But three weeks into his term, as Biden has worked deep into his Rolodex of world leaders without dialing Netanyahu’s Balfour Street office, much of Israel’s political class is ready to declare it a full-blown diplomatic snub. In the president’s “thundering silence,” some see a long-feared frosty tumble from the warm embrace Netanyahu enjoyed with Trump.
“Biden and his aides aim to tell Netanyahu, ‘You’re nothing special,’” security analyst Yossi Melman wrote in the daily Haaretz. “‘The personal connection and chemistry you had with Donald Trump not only fail to advance your standing in Washington, they’re an obstacle.’”
Officials in both capitals have dismissed the idea that Biden’s call log carries any coded rebuke of Israel or its head of government. The White House says that Biden is dialing region by region and that the Middle East is coming up.
The president’s first calls, to Mexico and Canada, and to European and Asian capitals, addressed issues including immigration, trade, climate change, NATO and containing China, according to reports. The White House has also been consumed by a raging pandemic and economic crisis.
“There’s no reason for any drama,” said Dan Shapiro, the U.S. ambassador to Israel during the Obama administration, who expects Netanyahu’s phone to ring soon. “Biden took office at a time of national emergency that no president has faced since FDR. The calls he has conducted reflect those priorities.”
Netanyahu himself downplayed the possibility that he was being slighted by the new president. The prime minister noted that he and Biden have known each other for decades and that he called Biden soon after he was declared the winner of the election in November.
“He is making calls to world leaders according to the order he sees fit,” Netanyahu said when questioned about Biden during an appearance with the Greek prime minister in Jerusalem this week. “The Israel-U.S. alliance is strong, and so is our friendship of almost 40 years, though we may not agree on everything.”
Asked about when Biden might place the call, White House press secretary Jen Psaki said Thursday that he “looks forward” to speaking with Netanyahu. “He’s obviously somebody that he has a long-standing relationship with, and obviously there’s an important relationship that the United States has with Israel on the security front and as a key partner in the region. But he’ll be talking with him soon,” Psaki said. She added that she did not have a specific date or time.

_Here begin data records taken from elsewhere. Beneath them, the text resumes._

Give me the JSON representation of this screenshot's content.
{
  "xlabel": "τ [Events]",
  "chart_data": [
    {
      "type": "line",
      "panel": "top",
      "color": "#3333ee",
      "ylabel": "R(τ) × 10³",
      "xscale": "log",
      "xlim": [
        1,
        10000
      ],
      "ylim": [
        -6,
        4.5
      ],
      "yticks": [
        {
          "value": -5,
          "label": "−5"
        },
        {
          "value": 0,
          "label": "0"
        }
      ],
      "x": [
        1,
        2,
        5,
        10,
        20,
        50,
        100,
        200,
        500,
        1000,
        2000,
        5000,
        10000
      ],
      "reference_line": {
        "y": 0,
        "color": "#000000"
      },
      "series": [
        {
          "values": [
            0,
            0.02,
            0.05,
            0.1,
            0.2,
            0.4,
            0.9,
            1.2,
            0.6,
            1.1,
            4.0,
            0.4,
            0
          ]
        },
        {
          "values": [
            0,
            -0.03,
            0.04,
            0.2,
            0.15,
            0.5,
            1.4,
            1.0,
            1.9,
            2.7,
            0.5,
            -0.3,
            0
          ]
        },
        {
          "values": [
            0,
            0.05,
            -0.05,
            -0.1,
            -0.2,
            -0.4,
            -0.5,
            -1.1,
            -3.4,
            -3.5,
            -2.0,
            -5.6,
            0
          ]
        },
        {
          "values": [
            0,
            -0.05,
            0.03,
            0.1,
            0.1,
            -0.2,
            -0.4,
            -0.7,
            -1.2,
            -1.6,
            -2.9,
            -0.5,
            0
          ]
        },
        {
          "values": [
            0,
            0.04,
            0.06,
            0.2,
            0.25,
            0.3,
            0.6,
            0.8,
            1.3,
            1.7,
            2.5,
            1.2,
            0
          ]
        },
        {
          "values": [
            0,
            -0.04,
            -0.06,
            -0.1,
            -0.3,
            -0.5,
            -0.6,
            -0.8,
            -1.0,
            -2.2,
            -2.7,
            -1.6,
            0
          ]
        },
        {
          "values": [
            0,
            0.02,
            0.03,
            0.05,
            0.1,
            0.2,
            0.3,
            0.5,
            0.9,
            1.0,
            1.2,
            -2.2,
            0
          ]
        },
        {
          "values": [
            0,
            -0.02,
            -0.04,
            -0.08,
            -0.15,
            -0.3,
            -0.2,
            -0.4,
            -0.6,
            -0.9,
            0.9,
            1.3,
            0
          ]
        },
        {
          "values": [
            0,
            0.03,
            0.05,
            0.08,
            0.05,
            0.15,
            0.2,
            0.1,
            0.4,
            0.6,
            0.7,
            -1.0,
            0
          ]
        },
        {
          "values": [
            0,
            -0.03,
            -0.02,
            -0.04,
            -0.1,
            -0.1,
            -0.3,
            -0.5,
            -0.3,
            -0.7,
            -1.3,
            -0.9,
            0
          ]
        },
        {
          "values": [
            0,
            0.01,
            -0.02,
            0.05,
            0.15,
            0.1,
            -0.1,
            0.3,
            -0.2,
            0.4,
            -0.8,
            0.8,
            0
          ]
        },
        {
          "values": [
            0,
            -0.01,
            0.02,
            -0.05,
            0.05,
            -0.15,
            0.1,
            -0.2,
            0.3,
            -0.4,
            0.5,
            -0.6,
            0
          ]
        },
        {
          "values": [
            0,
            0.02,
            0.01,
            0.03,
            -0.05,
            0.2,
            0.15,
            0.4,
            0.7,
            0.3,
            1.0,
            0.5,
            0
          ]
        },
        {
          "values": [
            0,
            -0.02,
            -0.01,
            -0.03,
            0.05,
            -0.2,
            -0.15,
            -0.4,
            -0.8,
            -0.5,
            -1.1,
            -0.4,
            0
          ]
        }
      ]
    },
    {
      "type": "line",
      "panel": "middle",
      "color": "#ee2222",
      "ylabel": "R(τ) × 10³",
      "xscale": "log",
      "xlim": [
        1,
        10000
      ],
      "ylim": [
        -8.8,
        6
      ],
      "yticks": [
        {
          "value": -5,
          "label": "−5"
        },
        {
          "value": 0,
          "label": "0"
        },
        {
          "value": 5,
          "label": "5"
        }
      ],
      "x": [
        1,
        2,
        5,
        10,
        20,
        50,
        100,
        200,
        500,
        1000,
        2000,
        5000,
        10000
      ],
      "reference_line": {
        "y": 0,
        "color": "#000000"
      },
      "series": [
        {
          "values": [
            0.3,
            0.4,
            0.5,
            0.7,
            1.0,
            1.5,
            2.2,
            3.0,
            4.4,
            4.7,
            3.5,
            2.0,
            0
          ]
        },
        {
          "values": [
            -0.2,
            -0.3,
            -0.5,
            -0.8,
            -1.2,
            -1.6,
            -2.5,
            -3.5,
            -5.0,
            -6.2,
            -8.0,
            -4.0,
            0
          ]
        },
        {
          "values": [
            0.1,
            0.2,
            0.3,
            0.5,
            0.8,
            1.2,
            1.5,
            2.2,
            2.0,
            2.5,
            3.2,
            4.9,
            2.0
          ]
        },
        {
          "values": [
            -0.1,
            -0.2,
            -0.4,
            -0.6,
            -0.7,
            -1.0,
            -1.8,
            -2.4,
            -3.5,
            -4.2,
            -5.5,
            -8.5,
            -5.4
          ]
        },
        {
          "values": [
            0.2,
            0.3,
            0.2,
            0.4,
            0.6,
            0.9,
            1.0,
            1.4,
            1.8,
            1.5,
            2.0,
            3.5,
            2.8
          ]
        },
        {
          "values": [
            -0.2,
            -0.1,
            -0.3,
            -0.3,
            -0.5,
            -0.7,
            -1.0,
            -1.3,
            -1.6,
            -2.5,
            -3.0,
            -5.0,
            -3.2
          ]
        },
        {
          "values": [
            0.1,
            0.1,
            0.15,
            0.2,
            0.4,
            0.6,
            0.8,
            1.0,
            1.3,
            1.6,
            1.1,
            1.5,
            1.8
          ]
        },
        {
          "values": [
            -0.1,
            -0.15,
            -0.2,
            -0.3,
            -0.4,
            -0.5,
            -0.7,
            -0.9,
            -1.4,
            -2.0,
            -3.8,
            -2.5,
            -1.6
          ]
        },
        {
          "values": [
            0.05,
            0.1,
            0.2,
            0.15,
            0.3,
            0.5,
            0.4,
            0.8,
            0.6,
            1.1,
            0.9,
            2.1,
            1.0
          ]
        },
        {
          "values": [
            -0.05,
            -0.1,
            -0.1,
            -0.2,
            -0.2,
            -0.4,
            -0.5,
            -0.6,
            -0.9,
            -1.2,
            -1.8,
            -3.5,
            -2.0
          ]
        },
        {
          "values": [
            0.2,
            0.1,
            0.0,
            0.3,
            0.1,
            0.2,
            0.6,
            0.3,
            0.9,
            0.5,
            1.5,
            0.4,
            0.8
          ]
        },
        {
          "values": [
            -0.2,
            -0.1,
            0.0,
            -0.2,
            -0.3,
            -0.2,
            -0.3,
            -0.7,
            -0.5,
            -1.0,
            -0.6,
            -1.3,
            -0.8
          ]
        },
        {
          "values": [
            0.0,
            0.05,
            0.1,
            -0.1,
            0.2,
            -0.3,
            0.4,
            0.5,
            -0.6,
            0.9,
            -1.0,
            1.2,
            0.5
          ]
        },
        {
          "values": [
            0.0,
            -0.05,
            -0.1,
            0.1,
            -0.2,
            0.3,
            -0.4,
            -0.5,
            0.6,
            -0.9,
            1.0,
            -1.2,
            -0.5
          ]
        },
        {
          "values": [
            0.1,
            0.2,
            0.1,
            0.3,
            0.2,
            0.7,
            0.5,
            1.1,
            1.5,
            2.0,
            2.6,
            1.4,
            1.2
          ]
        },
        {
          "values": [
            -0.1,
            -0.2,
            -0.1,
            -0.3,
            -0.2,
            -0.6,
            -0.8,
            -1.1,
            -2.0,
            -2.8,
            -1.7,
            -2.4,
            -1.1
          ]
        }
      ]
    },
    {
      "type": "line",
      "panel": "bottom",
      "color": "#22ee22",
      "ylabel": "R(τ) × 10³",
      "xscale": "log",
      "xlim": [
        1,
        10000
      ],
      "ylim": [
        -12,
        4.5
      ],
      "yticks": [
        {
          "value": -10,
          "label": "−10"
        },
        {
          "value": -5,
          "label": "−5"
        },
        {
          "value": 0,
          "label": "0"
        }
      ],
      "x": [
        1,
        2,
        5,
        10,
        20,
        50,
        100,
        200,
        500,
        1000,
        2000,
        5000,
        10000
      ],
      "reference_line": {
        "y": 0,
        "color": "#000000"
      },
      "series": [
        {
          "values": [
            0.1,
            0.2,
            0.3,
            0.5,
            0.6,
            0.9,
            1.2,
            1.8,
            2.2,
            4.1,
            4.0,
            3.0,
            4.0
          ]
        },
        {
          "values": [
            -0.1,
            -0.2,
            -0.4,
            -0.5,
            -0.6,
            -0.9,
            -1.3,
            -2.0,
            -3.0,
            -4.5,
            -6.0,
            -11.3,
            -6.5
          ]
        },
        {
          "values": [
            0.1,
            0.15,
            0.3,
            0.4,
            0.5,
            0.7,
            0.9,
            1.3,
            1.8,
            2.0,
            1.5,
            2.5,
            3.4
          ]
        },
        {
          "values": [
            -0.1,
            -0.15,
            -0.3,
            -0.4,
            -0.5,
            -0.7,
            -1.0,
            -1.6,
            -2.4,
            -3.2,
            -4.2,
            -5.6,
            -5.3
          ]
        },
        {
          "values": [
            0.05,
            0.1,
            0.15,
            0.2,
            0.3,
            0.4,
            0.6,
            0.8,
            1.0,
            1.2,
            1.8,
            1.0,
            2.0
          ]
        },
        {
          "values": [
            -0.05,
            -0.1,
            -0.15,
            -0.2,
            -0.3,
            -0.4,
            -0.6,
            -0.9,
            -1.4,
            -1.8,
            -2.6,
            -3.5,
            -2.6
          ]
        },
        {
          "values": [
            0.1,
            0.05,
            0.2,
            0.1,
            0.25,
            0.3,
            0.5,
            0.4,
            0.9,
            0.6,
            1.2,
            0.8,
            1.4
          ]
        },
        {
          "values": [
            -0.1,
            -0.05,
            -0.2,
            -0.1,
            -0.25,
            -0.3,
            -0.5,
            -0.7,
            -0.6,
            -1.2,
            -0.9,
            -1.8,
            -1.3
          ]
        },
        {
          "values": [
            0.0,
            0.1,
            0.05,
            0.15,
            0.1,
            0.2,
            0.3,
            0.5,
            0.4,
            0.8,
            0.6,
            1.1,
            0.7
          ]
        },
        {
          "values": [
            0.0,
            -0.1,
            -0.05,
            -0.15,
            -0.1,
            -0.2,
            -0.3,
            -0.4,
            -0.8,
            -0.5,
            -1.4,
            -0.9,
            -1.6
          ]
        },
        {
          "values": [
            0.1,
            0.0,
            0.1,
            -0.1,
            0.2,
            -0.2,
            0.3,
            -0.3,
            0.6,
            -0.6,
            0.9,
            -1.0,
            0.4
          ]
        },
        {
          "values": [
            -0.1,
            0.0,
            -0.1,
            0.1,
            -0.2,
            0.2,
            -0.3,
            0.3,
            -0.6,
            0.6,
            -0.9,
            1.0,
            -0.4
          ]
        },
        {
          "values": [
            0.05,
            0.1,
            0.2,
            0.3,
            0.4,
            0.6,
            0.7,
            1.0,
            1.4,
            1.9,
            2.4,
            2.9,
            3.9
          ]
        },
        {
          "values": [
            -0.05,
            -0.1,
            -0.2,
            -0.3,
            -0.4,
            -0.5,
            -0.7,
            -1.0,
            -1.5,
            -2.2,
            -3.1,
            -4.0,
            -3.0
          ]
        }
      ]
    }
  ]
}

Netanyahu has built his image as a political colossus, in part by touting his speed-dial relationships with leaders around the world and in Washington in particular. In three previous elections, he boasted of commanding a near hotline to Trump via then-U.S. Ambassador David Friedman, the president’s former bankruptcy lawyer.
The Trump White House seemed willing to help. Several major concessions to Netanyahu, such as supporting the annexation of the Golan Heights, were announced shortly before Israeli voters went to the polls.
“There is no doubt that he is not happy about this,” said Aviv Bushinsky, Netanyahu’s former chief of staff and media adviser. “I think Netanyahu will see it as a lack of respect.”
The U.S. Embassy in Jerusalem declined to comment.
The no-phone-call chatter reached a pitch Wednesday when Israel’s former United Nations envoy, Danny Danon, tweeted a list of countries that Biden has already called leaders of and attached a number for the prime minister’s office (one that had been disconnected, as it turned out). “Might it now be time to call the leader of Israel, the closest ally of the US?” he asked.
Those years were fraught with sniping over Jewish settlements in the West Bank, including the announcement of a major settlement expansion in the midst of a visit by then-Vice President Biden. The acrimony was capped when Obama chose not to veto an anti-settlement resolution in the U.N. Security Council at the end of his term.
Worries have only grown as the new president has populated many of his top diplomatic and security jobs with Obama alumni as well as Biden’s promise to resume nuclear negotiations with Iran, another point of friction from the previous era.
“It’s starting to sound like that old music again,” Bushinsky said.
While both sides have said the long personal relationship between two leaders who call each other “my old friend” will ease the tensions, the growing contretemps around the first phone call has confirmed fears that Israel has already slipped in importance.
Israelis, Bushinsky noted, are finely attuned to the standing accorded their leaders in the United States, by far Israel’s most important international partner. In non-pandemic times, the public here would be waiting for the prime minister’s first visit to Washington and poring over the details of protocol.
“Did they fire the cannons? Did he stay at Blair House? Israelis pay attention to these things,” Bushinsky said. “Now he can’t go there, but not even a phone call? It is an issue.”